Des Weiteren wird für Fälle, in denen die Versicherung einen sich an konkreten Umständen orientierenden Verdacht hegt, dass es sich um einen Fall von Versicherungsbetrug handeln könnte, wiederum eine Ausnahme dahingehend gemacht, dass es auf den zeitlichen Ablauf nicht entscheidend ankommt, da es ansonsten ein an sich zur alsbaldigen Klageerhebung entschlossener Versicherungsbetrüger in der Hand hätte, durch Zuwarten dem Privat-Gutachten des Versicherers die Prozessbezogenheit zu nehmen (OLG Frankfurt OLGR 2009, 215).

2. Dies vorausgeschickt hat die Beklagte keinen Anspruch auf Festsetzung der in Rede stehenden vorgerichtlichen Sachverständigenkosten.

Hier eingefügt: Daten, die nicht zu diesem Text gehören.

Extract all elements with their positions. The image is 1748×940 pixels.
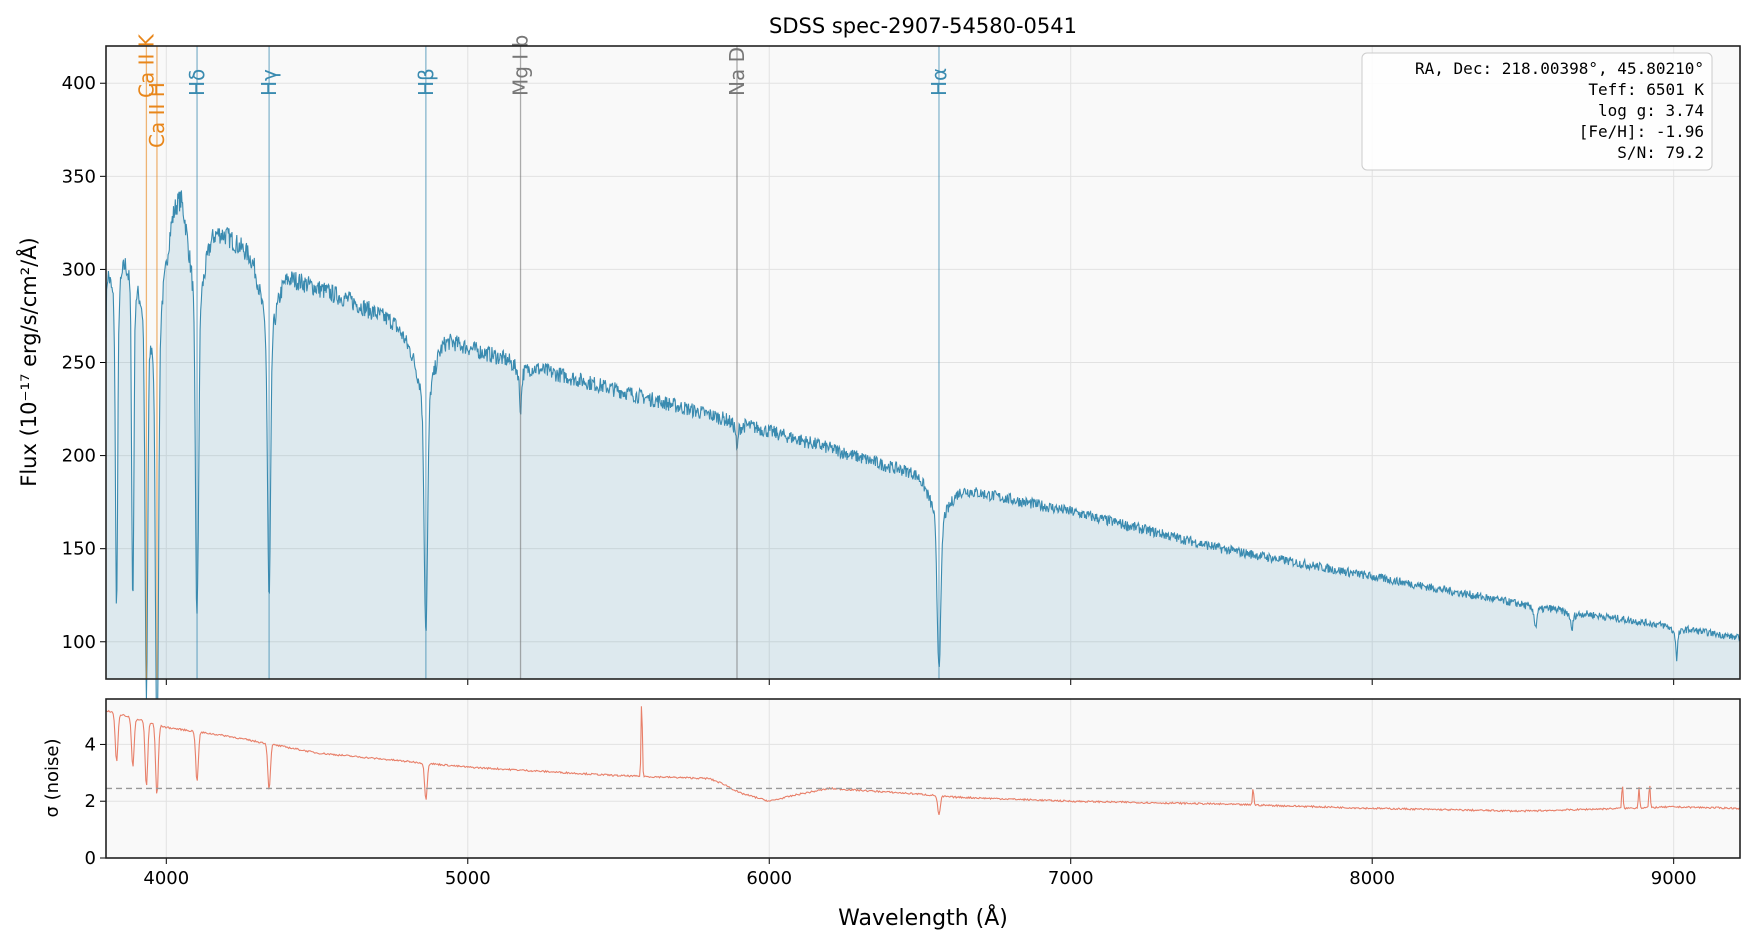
info-box-line: [Fe/H]: -1.96 <box>1579 122 1704 141</box>
y-tick-label: 100 <box>62 632 96 653</box>
y-tick-label: 250 <box>62 353 96 374</box>
y-tick-label: 300 <box>62 259 96 280</box>
line-marker-label: Hδ <box>185 69 209 96</box>
info-box-line: Teff: 6501 K <box>1588 80 1704 99</box>
line-marker-label: Mg I b <box>509 35 533 96</box>
x-tick-label: 9000 <box>1651 868 1697 889</box>
chart-title: SDSS spec-2907-54580-0541 <box>769 14 1077 38</box>
plot-frame <box>105 45 1741 680</box>
info-box-line: log g: 3.74 <box>1598 101 1704 120</box>
x-tick-label: 8000 <box>1349 868 1395 889</box>
line-marker-label: Na D <box>725 47 749 96</box>
line-marker-label: Hα <box>927 68 951 96</box>
x-tick-label: 6000 <box>746 868 792 889</box>
info-box-line: S/N: 79.2 <box>1617 143 1704 162</box>
y-tick-label: 2 <box>85 791 96 812</box>
line-marker-label: Hγ <box>257 69 281 96</box>
y-tick-label: 150 <box>62 539 96 560</box>
info-box-frame <box>1361 52 1713 171</box>
info-box-line: RA, Dec: 218.00398°, 45.80210° <box>1415 59 1704 78</box>
y-axis-label-flux: Flux (10⁻¹⁷ erg/s/cm²/Å) <box>15 237 41 487</box>
y-tick-label: 350 <box>62 166 96 187</box>
noise-series-line <box>105 706 1740 816</box>
info-box: RA, Dec: 218.00398°, 45.80210° Teff: 6501… <box>1361 52 1713 171</box>
x-tick-label: 5000 <box>445 868 491 889</box>
y-axis-label-noise: σ (noise) <box>42 738 63 817</box>
line-marker-label: Ca II H <box>145 82 169 148</box>
line-marker-label: Hβ <box>414 68 438 96</box>
y-tick-label: 4 <box>85 734 96 755</box>
x-tick-label: 7000 <box>1048 868 1094 889</box>
flux-series-line <box>105 190 1741 748</box>
flux-fill-area <box>106 190 1740 748</box>
y-tick-label: 400 <box>62 73 96 94</box>
y-tick-label: 0 <box>85 848 96 869</box>
line-marker-label: Ca II K <box>134 33 158 98</box>
plot-frame <box>105 698 1741 859</box>
x-axis-label: Wavelength (Å) <box>838 904 1008 931</box>
noise-panel: 4000 5000 6000 7000 8000 9000 0 2 4 <box>85 698 1741 889</box>
x-tick-label: 4000 <box>143 868 189 889</box>
y-tick-label: 200 <box>62 446 96 467</box>
plot-background <box>106 699 1740 858</box>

Es kann unbedenklich davon ausgegangen werden, dass das Privat-Gutachten seitens der Beklagten alleine deshalb eingeholt wurde, weil sie - zu Recht - befürchtete, seitens der beiden neben ihrem Versicherungsnehmer am Verkehrsunfall Beteiligten später auf Schadensersatz in Anspruch genommen zu werden. Allein um sich gegen die insoweit zu erwartenden Forderungen adäquat verteidigen zu können, hat sie den Privat-Gutachter eingeschaltet. Dass sie irgendwann einmal von ihrem Versicherungsnehmer, dem Kläger, im Klagewege darauf in Anspruch genommen werden könnte, ihm Deckungsschutz zu gewähren, da sie sich nicht für ihn im Schadensprozess bestellt hat, weil sich bei ihr auf Grund der Ermittlungen ihres Privat-Gutachters der Eindruck erhärtet hatte, es handele sich um einen gestellten Unfall zum Zwecke des Versicherungsbetruges, war zu jener Zeit nicht ansatzweise absehbar. Von daher fehlt es schon an der erforderlichen Prozessbezogenheit. Für den hier in Rede stehenden Rechtsstreit war die Einholung des Privat-Gutachtens zur zweckentsprechenden Rechtsverteidigung nicht erforderlich. Es ging allein um die Frage, ob die Beklagte ihren Verpflichtungen aus dem Versicherungsvertrag im Verhältnis zum Kläger nachgekommen war.

3. Die Kostenentscheidung beruht auf § 91 Abs. 1 ZPO.